Dans un petit échantillon de 100 collégiens en Jordanie, 27 % ont déclaré avoir subi des abus sexuels avant l’âge de 14 ans. De même, dans un échantillon de 3754 enfants âgés de 14 à 15 ans, 19,5 % des garçons libanais avaient été victimes de victimisation sexuelle.
Dans un petit échantillon de 100 collégiens en Jordanie, 27 % ont déclaré avoir subi des abus sexuels avant l’âge de 14 ans.

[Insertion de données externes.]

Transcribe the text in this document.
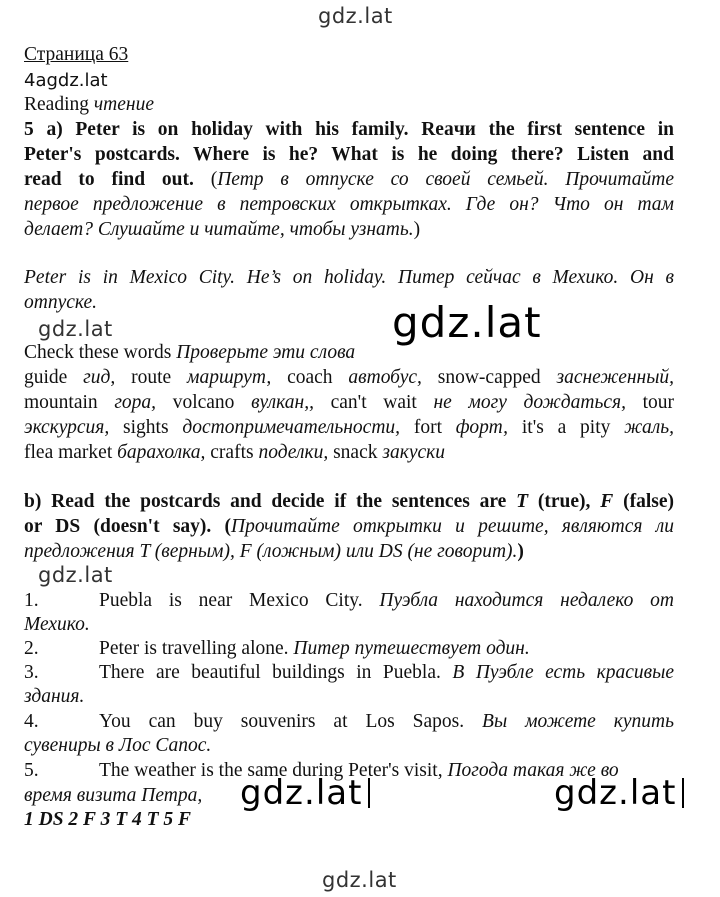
gdz.lat
gdz.lat	gdz.lat
gdz.lat
gdz.lat	gdz.lat
gdz.lat
Страница 63
4agdz.lat
Reading чтение
5 a) Peter is on holiday with his family. Reaчи the first sentence in
Peter's postcards. Where is he? What is he doing there? Listen and
read to find out. (Петр в отпуске со своей семьей. Прочитайте
первое предложение в петровских открытках. Где он? Что он там
делает? Слушайте и читайте, чтобы узнать.)
Peter is in Mexico City. He’s on holiday. Питер сейчас в Мехико. Он в
отпуске.
Check these words Проверьте эти слова
guide гид, route маршрут, coach автобус, snow-capped заснеженный,
mountain гора, volcano вулкан,, can't wait не могу дождаться, tour
экскурсия, sights достопримечательности, fort форт, it's a pity жаль,
flea market барахолка, crafts поделки, snack закуски
b) Read the postcards and decide if the sentences are T (true), F (false)
or DS (doesn't say). (Прочитайте открытки и решите, являются ли
предложения T (верным), F (ложным) или DS (не говорит).)
1.	Puebla is near Mexico City. Пуэбла находится недалеко от
Мехико.
2.	Peter is travelling alone. Питер путешествует один.
3.	There are beautiful buildings in Puebla. В Пуэбле есть красивые
здания.
4.	You can buy souvenirs at Los Sapos. Вы можете купить
сувениры в Лос Сапос.
5.	The weather is the same during Peter's visit, Погода такая же во
время визита Петра,
1 DS 2 F 3 T 4 T 5 F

En temps de guerre et de conflit, il est plus difficile d’obtenir un certificat de naissance qui est d’une importance immense pour les enfants réfugiés dans l’accès à leurs droits. Ces défis peuvent amener les réfugiés à acheter des documents falsifiés. Dans certains cas, les filles ont des certificats montrant un âge plus avancé, ce qui les expose à un risque plus élevé de mariage d’enfants.

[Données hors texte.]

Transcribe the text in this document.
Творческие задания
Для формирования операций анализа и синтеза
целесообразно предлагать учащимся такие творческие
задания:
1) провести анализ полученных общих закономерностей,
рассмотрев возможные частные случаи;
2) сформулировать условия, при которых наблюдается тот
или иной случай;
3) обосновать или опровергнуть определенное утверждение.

Alors que des facteurs tels que la pauvreté, l’insécurité et l’instabilité augmentent pendant la guerre et les conflits, certaines familles considèrent le mariage des enfants comme le seul moyen de faire face aux difficultés économiques.
Pendant le conflit au Yémen, le taux de mariage d’enfants est passé de 50% à un taux alarmant de 66%.
Le mariage des enfants est également plus courant dans les gouvernorats syriens qui abritent un grand nombre de personnes déplacées. De même, une étude de l’UNICEF réalisée en 2014 en Jordanie a révélé que les mariages d’enfants enregistrés parmi les réfugiés syriens sont passés de 12 % en 2011 à 31,7 % au premier trimestre de 2014.
Le mariage d’enfants est également utilisé comme arme de guerre. Plusieurs rapports sur la crise en Syrie, en Irak et au Yémen ont souligné le problème des filles enlevées de force pour épouser des soldats. En 2014, des réfugiés dans le camp de Kobané en Turquie ont indiqué que les principales raisons pour lesquelles les personnes fuyaient étaient de protéger leurs filles des violences sexuelles et des mariages forcés avec des soldats armés.
En Irak, l’EIIL a kidnappé et enlevé des milliers de femmes et d’enfants de groupes ethniques minoritaires depuis 2014. Les femmes et les filles yézidies sont particulièrement vulnérables aux enlèvements et à la traite. Selon les observations du Comité des droits de l’enfant de 2015, les filles en Irak ont également été utilisées comme «cadeaux» ou «outils de négociation» par différentes tribus et ont été vendues et trafiquées à l’intérieur et à l’extérieur du pays.